The translucent light was forming the feint shape of a tall slim bearded man. He stood now behind The Ark Of The Covenant and within his cupped hands he held a white dove.
“Is it still your wish to serve God in this way Isabella De Montferrat?”
“It is my wish.”
The Cross in her hands became heavy and even as she watched turned to Gold.
CHAPTER TWO
TAKEN
Cherie Leclerc is an excited teenage girl on her way to the village shops to buy new shoes and meet her friends. She has fifty Euros, a birthday gift of money from her Grandfather, more money than she has ever had in her life before - and feels like she is walking on air through the bright sunlight that bathes her rural village in the West of Belgium. The lovely day is perfect for her birthday party which is planned for the evening ahead and there are no clouds on her personal horizon whatsoever. She has never been so happy.
Approaching a crossroads along a tree lined road that is well known to her she is singing as she walks. Cherie can see a large expensive car coming towards her across the junction. It glides to a stop beside her and she sees that there are two men and a woman in the car. They are dressed in expensive clothes and she assumes that the car is a Roll's Royce or some other exotic vehicle that she has never seen before. She is not alarmed by these obviously wealthy people who don't know where they are going.

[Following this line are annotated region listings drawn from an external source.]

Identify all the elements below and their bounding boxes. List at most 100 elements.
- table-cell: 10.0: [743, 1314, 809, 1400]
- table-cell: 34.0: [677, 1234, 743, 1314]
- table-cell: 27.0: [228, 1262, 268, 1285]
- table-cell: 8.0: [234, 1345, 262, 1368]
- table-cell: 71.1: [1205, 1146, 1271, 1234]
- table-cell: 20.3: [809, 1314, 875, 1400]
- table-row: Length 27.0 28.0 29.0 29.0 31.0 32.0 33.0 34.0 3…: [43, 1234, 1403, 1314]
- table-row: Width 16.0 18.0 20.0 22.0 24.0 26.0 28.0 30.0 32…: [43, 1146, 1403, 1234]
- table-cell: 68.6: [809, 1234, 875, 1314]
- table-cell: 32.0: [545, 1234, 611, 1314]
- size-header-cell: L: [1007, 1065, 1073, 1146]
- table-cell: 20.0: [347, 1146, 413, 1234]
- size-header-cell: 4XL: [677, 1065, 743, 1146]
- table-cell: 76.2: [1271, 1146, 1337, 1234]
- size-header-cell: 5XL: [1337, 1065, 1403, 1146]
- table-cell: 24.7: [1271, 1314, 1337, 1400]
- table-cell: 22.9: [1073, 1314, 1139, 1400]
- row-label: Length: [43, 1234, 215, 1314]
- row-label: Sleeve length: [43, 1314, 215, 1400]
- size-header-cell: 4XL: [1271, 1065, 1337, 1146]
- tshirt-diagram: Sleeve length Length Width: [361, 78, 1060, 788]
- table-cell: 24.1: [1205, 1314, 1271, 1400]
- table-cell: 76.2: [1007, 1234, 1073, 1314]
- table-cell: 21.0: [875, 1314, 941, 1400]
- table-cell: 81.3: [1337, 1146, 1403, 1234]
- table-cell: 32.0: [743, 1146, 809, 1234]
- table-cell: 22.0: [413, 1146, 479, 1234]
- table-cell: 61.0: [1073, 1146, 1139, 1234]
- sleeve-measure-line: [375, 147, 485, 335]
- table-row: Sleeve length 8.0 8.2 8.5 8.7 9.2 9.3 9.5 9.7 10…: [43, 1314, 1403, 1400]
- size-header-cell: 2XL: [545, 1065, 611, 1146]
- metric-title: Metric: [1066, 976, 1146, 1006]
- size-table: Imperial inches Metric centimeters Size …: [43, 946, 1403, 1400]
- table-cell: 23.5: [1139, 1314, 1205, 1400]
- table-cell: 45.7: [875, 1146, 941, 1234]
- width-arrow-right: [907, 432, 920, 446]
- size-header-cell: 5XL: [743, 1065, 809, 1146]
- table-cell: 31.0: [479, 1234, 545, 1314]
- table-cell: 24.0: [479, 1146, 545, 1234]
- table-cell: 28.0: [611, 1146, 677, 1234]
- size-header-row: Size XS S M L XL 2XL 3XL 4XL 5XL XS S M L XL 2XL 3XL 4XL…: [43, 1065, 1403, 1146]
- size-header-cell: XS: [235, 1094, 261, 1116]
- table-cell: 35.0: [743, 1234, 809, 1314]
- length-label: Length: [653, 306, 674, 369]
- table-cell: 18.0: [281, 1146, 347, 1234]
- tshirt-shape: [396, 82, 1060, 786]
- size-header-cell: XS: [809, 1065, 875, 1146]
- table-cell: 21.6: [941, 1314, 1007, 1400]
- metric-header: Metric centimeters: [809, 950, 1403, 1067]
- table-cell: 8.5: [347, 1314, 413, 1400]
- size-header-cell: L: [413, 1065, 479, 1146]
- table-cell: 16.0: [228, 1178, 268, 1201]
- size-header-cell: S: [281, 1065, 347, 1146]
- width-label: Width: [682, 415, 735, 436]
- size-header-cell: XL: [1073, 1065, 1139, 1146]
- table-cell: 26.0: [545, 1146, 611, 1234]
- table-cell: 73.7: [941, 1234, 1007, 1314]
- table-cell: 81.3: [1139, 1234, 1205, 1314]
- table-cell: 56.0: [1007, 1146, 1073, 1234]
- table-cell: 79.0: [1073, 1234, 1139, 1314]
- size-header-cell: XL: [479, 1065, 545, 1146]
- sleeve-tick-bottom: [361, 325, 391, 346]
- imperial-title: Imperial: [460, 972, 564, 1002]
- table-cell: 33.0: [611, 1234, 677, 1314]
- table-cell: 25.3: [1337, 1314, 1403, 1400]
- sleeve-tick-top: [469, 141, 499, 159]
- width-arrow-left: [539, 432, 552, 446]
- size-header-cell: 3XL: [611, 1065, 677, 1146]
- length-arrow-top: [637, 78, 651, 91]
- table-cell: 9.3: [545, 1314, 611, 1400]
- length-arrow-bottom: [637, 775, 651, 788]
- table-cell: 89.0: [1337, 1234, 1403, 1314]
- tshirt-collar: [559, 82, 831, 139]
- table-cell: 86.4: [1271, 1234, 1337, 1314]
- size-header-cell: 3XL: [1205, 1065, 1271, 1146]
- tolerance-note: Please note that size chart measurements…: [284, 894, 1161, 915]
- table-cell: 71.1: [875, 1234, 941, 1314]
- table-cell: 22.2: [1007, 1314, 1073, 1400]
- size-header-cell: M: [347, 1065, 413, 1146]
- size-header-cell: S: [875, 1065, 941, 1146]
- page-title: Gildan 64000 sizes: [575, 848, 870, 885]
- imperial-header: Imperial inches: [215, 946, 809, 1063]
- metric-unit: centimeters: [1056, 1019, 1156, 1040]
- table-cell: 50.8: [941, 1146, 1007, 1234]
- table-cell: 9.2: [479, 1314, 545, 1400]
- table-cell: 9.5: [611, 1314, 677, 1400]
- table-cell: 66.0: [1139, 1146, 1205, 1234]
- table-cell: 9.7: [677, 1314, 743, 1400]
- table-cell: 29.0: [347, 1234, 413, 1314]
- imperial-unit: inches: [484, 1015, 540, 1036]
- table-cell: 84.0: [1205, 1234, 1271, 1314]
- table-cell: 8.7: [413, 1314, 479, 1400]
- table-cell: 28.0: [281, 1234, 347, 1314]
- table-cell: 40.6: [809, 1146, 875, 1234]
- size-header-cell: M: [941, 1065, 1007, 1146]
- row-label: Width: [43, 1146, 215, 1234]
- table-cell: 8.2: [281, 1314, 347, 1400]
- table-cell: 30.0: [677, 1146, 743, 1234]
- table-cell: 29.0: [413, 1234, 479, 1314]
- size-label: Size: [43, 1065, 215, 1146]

The smiling woman beckons from the rear window and Cherie bends to listen to her as she asks for directions to the road for Paris. On the opposite side of the car the front pa
ssenger climbs out holding a map and walks around to her side, he is also smiling.
The woman's French is very difficult to understand and Cherie leans closer to hear her better just as a hand covered in some soft cloth is forced over her mouth. She recoils and struggles, but now she is also lifted off her feet as the rear door opens and she begins to lose consciousness. She is unable to prevent them pulling and pushing her into the rear of the vehicle - even before the door is slammed behind her feet she is unconscious, just a limp rag doll.
The man re-enters the car and it speeds smoothly away for the road to Paris. No one in the car speaks. They have done this many times and are relieved that it has gone so smoothly. The driver checks his mirrors and there are no other vehicles or persons in sight.
There were problems last time and he was not amused. Poor Bartholomew had paid the price of that mistake. He is still paying the price in his penance every day. There was nothing to complain about today so he would not have anything to punish. He would be watching and he would know. There was no way to hide anything from him. His power over them was absolute.